Then I read how planners should maximize technology to minimize their time doing repetitive or boring tasks, thereby saving on labor (read: hire less folks). Finally, I read how senior planners need to focus their time on their best and highest use, delegating everything else to others at a lower pay rate with presumably fewer skills than the experienced planners (read: hire more folks).
Has anybody in the business connected the dots to see where the industry is really going profitably? I'm not certain, but I'll explore the idea in these next two columns. It might help many of us figure out the answer to a tough question: If I want a job (or I want to hire someone) in the financial planning industry, what should I do?
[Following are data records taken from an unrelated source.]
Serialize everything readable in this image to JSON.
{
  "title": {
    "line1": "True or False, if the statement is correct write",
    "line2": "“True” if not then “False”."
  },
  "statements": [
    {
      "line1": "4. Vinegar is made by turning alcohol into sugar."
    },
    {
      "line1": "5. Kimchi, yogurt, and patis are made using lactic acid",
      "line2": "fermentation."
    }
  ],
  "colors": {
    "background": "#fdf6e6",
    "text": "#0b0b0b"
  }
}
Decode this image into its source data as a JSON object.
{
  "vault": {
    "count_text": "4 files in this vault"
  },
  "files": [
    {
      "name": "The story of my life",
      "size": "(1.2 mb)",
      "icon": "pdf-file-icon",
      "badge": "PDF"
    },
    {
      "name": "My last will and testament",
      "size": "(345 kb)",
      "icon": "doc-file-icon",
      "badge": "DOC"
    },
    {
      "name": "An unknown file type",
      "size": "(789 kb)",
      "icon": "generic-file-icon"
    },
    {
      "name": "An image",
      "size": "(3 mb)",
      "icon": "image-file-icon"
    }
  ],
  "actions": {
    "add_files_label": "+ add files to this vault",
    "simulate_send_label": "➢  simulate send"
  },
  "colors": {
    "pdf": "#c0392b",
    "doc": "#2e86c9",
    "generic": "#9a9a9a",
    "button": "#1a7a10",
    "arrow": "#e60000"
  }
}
Nearly a decade ago, Mark Hurley, then principal of Undiscovered Managers, predicted our industry would undergo a classic economic maturation through consolidation of volume and profits into a few large firms: the classic Pareto principle in which 80% of revenues are generated by 20% of the firms. Like it or not, Hurley, now president and CEO of Fiduciary Network, was right, and his most recent research, Creating, Measuring and Unlocking Enterprise Value in a Wealth Manager, published last June, has reinforced the earlier prediction.
Here are some rough numbers I've compiled from Hurley as well as Mark Tibergien of Pershing Advisor Solutions, Bernie Clark of Schwab Institutional and Tom Bradley of TD Ameritrade Institutional. Last year, there were 60,000 financial planners nationwide; the majority work for themselves.
There were 17,000 independent RIAs, but only 1,200 to 1,400 firms with annual revenues topping $1 million. There were 200 to 400 firms with revenues of more than $4 million, which translates into more than $500 million in assets under management. There were about 100 firms wth more than $1 billion in managed assets, and maybe a dozen with assets topping $5 billion (excluding the wirehouses).
Let's put these numbers in perspective. In my experience, managing a business with $100 million in assets takes three to five people, including one or two relationship managers. Managing $1 billion to $3 billion takes 20 to 40 people, including seven to 15 experienced relationship managers. Organizational growth is not linear, so when the size of the industry doubles, it doesn't mean there will be twice as many jobs.
Well, what about overall growth? Please grab your calculator and do the numbers yourself. All the solo planners will probably hire only a handful of kids out of college/grad school.
Firms that have more than 10 employees might hire one junior planner a year, with some of them coming from brokerage firms, trust companies or banks. I'd guess there are less than 200 openings a year for new graduates at firms with complex client needs, meaning there's a slim chance new hires can get into planning right away. Why is that?
REALITY IS A BOEING 737
I'm writing some of this at 37,000 feet in a Boeing 737. Boeing and Airbus are the two commercial manufacturers left in the world producing very large planes. (Russia and China have nationalized facilities, but none of their models are competitively efficient or used worldwide.)
This is a classic example of industry maturation, with only two firms on the planet able to profitably build such a complex machine at a competitive price. In most Boeing cockpits sit two seasoned professionals with a combined 30 to 50 years of flight experience, managing a bunch of computers running complex systems.
A few decades ago, this size aircraft didn't exist. Back then, there were a half-dozen different manufacturers with different ideas of what was important in the cockpit. The largest airliners required three to five people up front because there were no computers or satellites, and aircraft systems required much more human intervention. Today, most general aviation four-seat aircraft have better technology than the largest airliners of yesteryear, allowing pilots to travel more safely and efficiently.
What does this have to do with the planning industry, you ask? Our industry is undergoing technology and labor efficiency changes like those that happened in aviation, which means a study of those trends can lead to insights about where we are going.